Her speech is remarkable because we watch her embody the very bravery that is synonymous with her story and her work. It will be remembered for its message of hope and her demonstration of transcendent bravery amplified by her personal story.
Ruth Bader Ginsburg: Argument in Fronteiro v Richardson
“Sex like race is a visible, immutable characteristic bearing no necessary relationship to ability.”
Before RBG became a US Supreme Court justice herself, she delivered this argument before the high court, impacting the outcome of landmark decision back in 1973. She put forward a pragmatic, logical appeal on behalf of the American Civil Liberties Union regarding the gender inequality in the payment military benefits.
Ruth Bader Ginsburg speaks with her trademark measured style. She was a careful communicator and she selected words to support a structured appeal that always had a clear sense of purpose. She eschews strident statements and earnest pleas which only amplifies the impact of her sole flourish – a quote from abolitionist Sarah Grimke – ‘I ask no favour for my sex. All I ask of our brethren is that they take their feet off our necks.’
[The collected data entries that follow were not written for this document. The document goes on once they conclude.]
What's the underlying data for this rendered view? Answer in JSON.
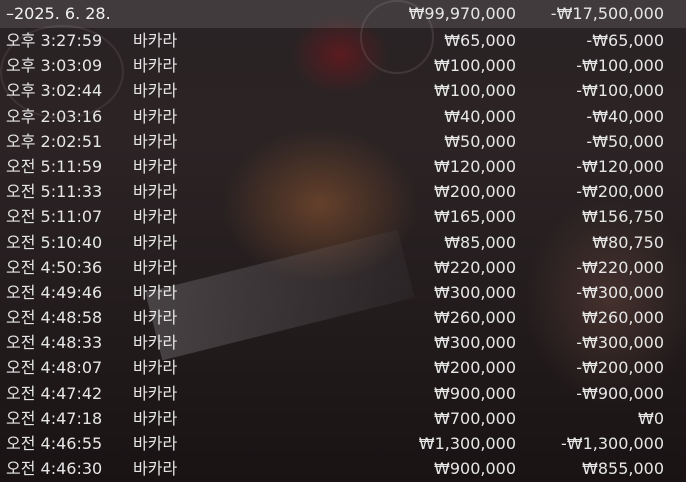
{
  "header": {
    "date": "–2025. 6. 28.",
    "total_bet": "₩99,970,000",
    "total_result": "-₩17,500,000"
  },
  "rows": [
    {
      "time": "오후 3:27:59",
      "game": "바카라",
      "bet": "₩65,000",
      "result": "-₩65,000"
    },
    {
      "time": "오후 3:03:09",
      "game": "바카라",
      "bet": "₩100,000",
      "result": "-₩100,000"
    },
    {
      "time": "오후 3:02:44",
      "game": "바카라",
      "bet": "₩100,000",
      "result": "-₩100,000"
    },
    {
      "time": "오후 2:03:16",
      "game": "바카라",
      "bet": "₩40,000",
      "result": "-₩40,000"
    },
    {
      "time": "오후 2:02:51",
      "game": "바카라",
      "bet": "₩50,000",
      "result": "-₩50,000"
    },
    {
      "time": "오전 5:11:59",
      "game": "바카라",
      "bet": "₩120,000",
      "result": "-₩120,000"
    },
    {
      "time": "오전 5:11:33",
      "game": "바카라",
      "bet": "₩200,000",
      "result": "-₩200,000"
    },
    {
      "time": "오전 5:11:07",
      "game": "바카라",
      "bet": "₩165,000",
      "result": "₩156,750"
    },
    {
      "time": "오전 5:10:40",
      "game": "바카라",
      "bet": "₩85,000",
      "result": "₩80,750"
    },
    {
      "time": "오전 4:50:36",
      "game": "바카라",
      "bet": "₩220,000",
      "result": "-₩220,000"
    },
    {
      "time": "오전 4:49:46",
      "game": "바카라",
      "bet": "₩300,000",
      "result": "-₩300,000"
    },
    {
      "time": "오전 4:48:58",
      "game": "바카라",
      "bet": "₩260,000",
      "result": "₩260,000"
    },
    {
      "time": "오전 4:48:33",
      "game": "바카라",
      "bet": "₩300,000",
      "result": "-₩300,000"
    },
    {
      "time": "오전 4:48:07",
      "game": "바카라",
      "bet": "₩200,000",
      "result": "-₩200,000"
    },
    {
      "time": "오전 4:47:42",
      "game": "바카라",
      "bet": "₩900,000",
      "result": "-₩900,000"
    },
    {
      "time": "오전 4:47:18",
      "game": "바카라",
      "bet": "₩700,000",
      "result": "₩0"
    },
    {
      "time": "오전 4:46:55",
      "game": "바카라",
      "bet": "₩1,300,000",
      "result": "-₩1,300,000"
    },
    {
      "time": "오전 4:46:30",
      "game": "바카라",
      "bet": "₩900,000",
      "result": "₩855,000"
    }
  ]
}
Betty Friedan: Call to women’s strike for equality
“I propose that the women who are doing menial chores in the offices cover their typewriters and close their notebooks, the telephone operators unplug their switchboards, the waitresses stop waiting, cleaning women stop cleaning, and everyone who is doing a job for which a man would be paid more – stop.”
International Women’s Day is a perfect opportunity to be re-inspired by the fighting words of the second wave feminists – notable among them the ‘famously abrasive’ Betty Friedan.
Reading her words now 50 years later we are struck by the uncomfortable realisation that the fight is far from over. Though much ground has been gained Friedan would bring her customary impatience to the demand for change that is still required in 2022.
Friedan was a skilled speaker – she could riff for hours if allowed, keeping her audience enthralled. But this speech was more concise, more tailored than many of her talks. She recognised the opportunity that was in front of her and she seized the moment to call for action. Like a tiny pebble in your shoe, Friedan’s words slowing but surely abrade to the point of annoyance, finally demanding your attention – exactly as she intended.
Julia Gillard: Misogyny Speech
“I will not be lectured about sexism and misogyny by this man. I will not.
In October, 2012 then Prime Minister Julia Gillard delivered her astounding ‘misogyny speech’. She successfully captured the attention of the Australian people. But the impact of her words did not fade away, as is so often the case with parliamentary orations— instead it has only intensified over time – continuing to galvanise support from all sides of politics, here and abroad.
Gillard was provoked. The anger that propelled her that day was both palpable and justified. At the time we were all used to her measured style, but something different was brewing that day. Although she spoke with passion she showed enviable control as every masterful verbal jab hit its mark.
Julia Gillard’s misogyny speech will continue to inspire anyone who wished they could muster eloquence under pressure.